Unfortunately for Genie, talk show host Pierce Stanton plans to use her appearance on his show to expose Valerie as the heartless homewrecker who had an affair with his sister's husband, destroying their marriage.

Maybe this is why conventional wisdom says not to write romances with celebrity-type characters. They're just not sympathetic. At least not in this book. Valerie is a spoiled, controlling witch panicked at the thought of being seen in public because she's pregnant. Pierce uses his celebrity to try to ruin Valerie's career. And all Genie does is sit around moaning about not being famous yet.

Both Genie and Pierce have sister issues. Genie complains about her sister, but at the same time, she takes her money. I'm not too sympathetic there. Pierce is so hung up on his sister's divorce that years later, he's still out to get "the other woman."

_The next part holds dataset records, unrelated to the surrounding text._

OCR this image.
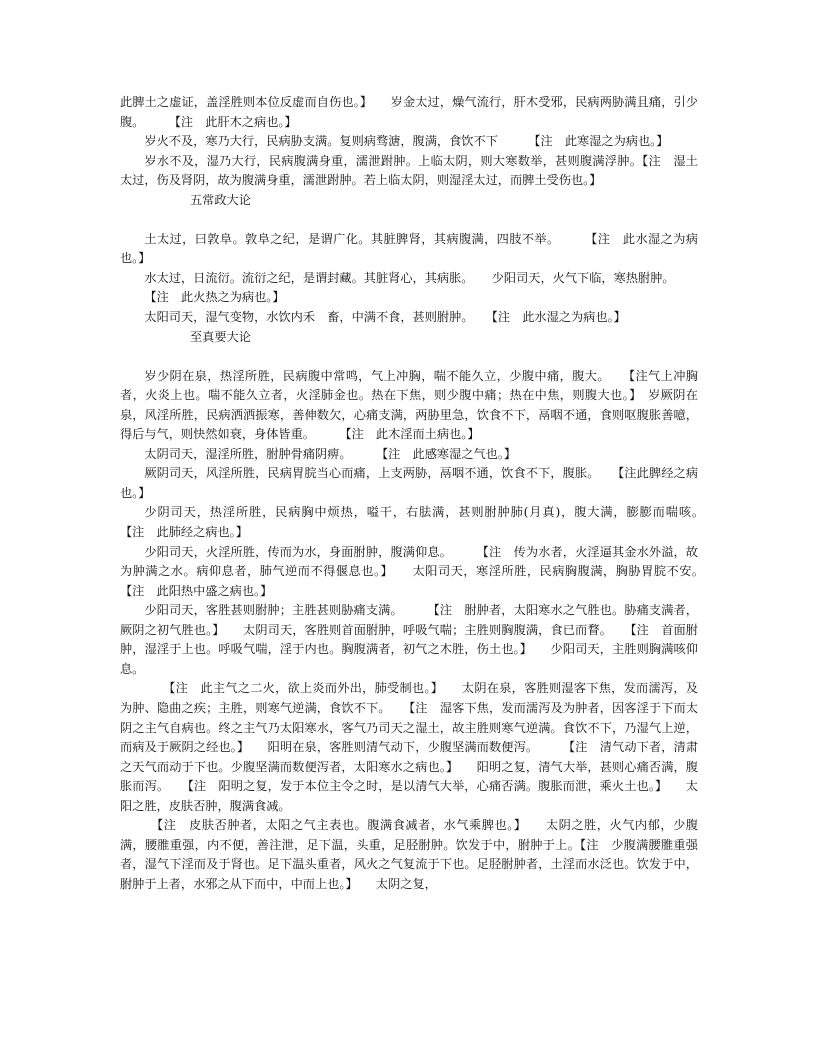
此脾土之虚证，盖淫胜则本位反虚而自伤也。】　　岁金太过，燥气流行，肝木受邪，民病两胁满且痛，引少腹。　　　【注　此肝木之病也。】

岁火不及，寒乃大行，民病胁支满。复则病骛溏，腹满，食饮不下　　　【注　此寒湿之为病也。】

岁水不及，湿乃大行，民病腹满身重，濡泄跗肿。上临太阴，则大寒数举，甚则腹满浮肿。【注　湿土太过，伤及肾阴，故为腹满身重，濡泄跗肿。若上临太阴，则湿淫太过，而脾土受伤也。】

五常政大论

土太过，曰敦阜。敦阜之纪，是谓广化。其脏脾肾，其病腹满，四肢不举。　　　【注　此水湿之为病也。】

水太过，日流衍。流衍之纪，是谓封藏。其脏肾心，其病胀。　　少阳司天，火气下临，寒热胕肿。

【注　此火热之为病也。】

太阳司天，湿气变物，水饮内禾　畜，中满不食，甚则胕肿。　　【注　此水湿之为病也。】

至真要大论

岁少阴在泉，热淫所胜，民病腹中常鸣，气上冲胸，喘不能久立，少腹中痛，腹大。　　【注气上冲胸者，火炎上也。喘不能久立者，火淫肺金也。热在下焦，则少腹中痛；热在中焦，则腹大也。】　岁厥阴在泉，风淫所胜，民病洒洒振寒，善伸数欠，心痛支满，两胁里急，饮食不下，鬲咽不通，食则呕腹胀善噫，得后与气，则快然如衰，身体皆重。　　　【注　此木淫而土病也。】

太阴司天，湿淫所胜，胕肿骨痛阴痹。　　　【注　此感寒湿之气也。】

厥阴司天，风淫所胜，民病胃脘当心而痛，上支两胁，鬲咽不通，饮食不下，腹胀。　　【注此脾经之病也。】

少阴司天，热淫所胜，民病胸中烦热，嗌干，右胠满，甚则胕肿肺(月真)，腹大满，膨膨而喘咳。　　【注　此肺经之病也。】

少阳司天，火淫所胜，传而为水，身面胕肿，腹满仰息。　　　【注　传为水者，火淫逼其金水外溢，故为肿满之水。病仰息者，肺气逆而不得偃息也。】　　太阳司天，寒淫所胜，民病胸腹满，胸胁胃脘不安。　　　【注　此阳热中盛之病也。】

少阳司天，客胜甚则胕肿；主胜甚则胁痛支满。　　　【注　胕肿者，太阳寒水之气胜也。胁痛支满者，厥阴之初气胜也。】　　太阴司天，客胜则首面胕肿，呼吸气喘；主胜则胸腹满，食已而瞀。　　【注　首面胕肿，湿淫于上也。呼吸气喘，淫于内也。胸腹满者，初气之木胜，伤土也。】　　少阳司天，主胜则胸满咳仰息。

　　【注　此主气之二火，欲上炎而外出，肺受制也。】　　太阴在泉，客胜则湿客下焦，发而濡泻，及为肿、隐曲之疾；主胜，则寒气逆满，食饮不下。　　【注　湿客下焦，发而濡泻及为肿者，因客淫于下而太阴之主气自病也。终之主气乃太阳寒水，客气乃司天之湿土，故主胜则寒气逆满。食饮不下，乃湿气上逆，而病及于厥阴之经也。】　　阳明在泉，客胜则清气动下，少腹坚满而数便泻。　　　【注　清气动下者，清肃之天气而动于下也。少腹坚满而数便泻者，太阳寒水之病也。】　　阳明之复，清气大举，甚则心痛否满，腹胀而泻。　　【注　阳明之复，发于本位主令之时，是以清气大举，心痛否满。腹胀而泄，乘火土也。】　　太阳之胜，皮肤否肿，腹满食减。

　【注　皮肤否肿者，太阳之气主表也。腹满食减者，水气乘脾也。】　　太阴之胜，火气内郁，少腹满，腰脽重强，内不便，善注泄，足下温，头重，足胫胕肿。饮发于中，胕肿于上。【注　少腹满腰脽重强者，湿气下淫而及于肾也。足下温头重者，风火之气复流于下也。足胫胕肿者，土淫而水泛也。饮发于中，胕肿于上者，水邪之从下而中，中而上也。】　　太阴之复，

And to top that off, it's a Big Secret story. As happens in almost every Big Secret story, Genie has multiple chances to come clean about her identity, but she keeps putting it off. If you've read any books at all, it's not going to be a spoiler to say that she loses her chance to tell him herself. Maybe it's not fair to complain about a cliche in a 22-year-old book, but I suspect the cliche has been around longer than that.

The thing is, I wouldn't mind the cliche so much if I liked the characters. If I could sympathize with Genie getting in over her head with the lie, or with wanting to protect her sister, it would be fine. And I'd be okay with both Genie and Pierce needing to get over their hang-ups about their sisters if there wasn't the whole deception muddle thrown into the middle of it.

But like I said, it's a 22-year-old book, and Elda Minger has written much better books in the meantime, so I'm not too terribly disappointed in this one.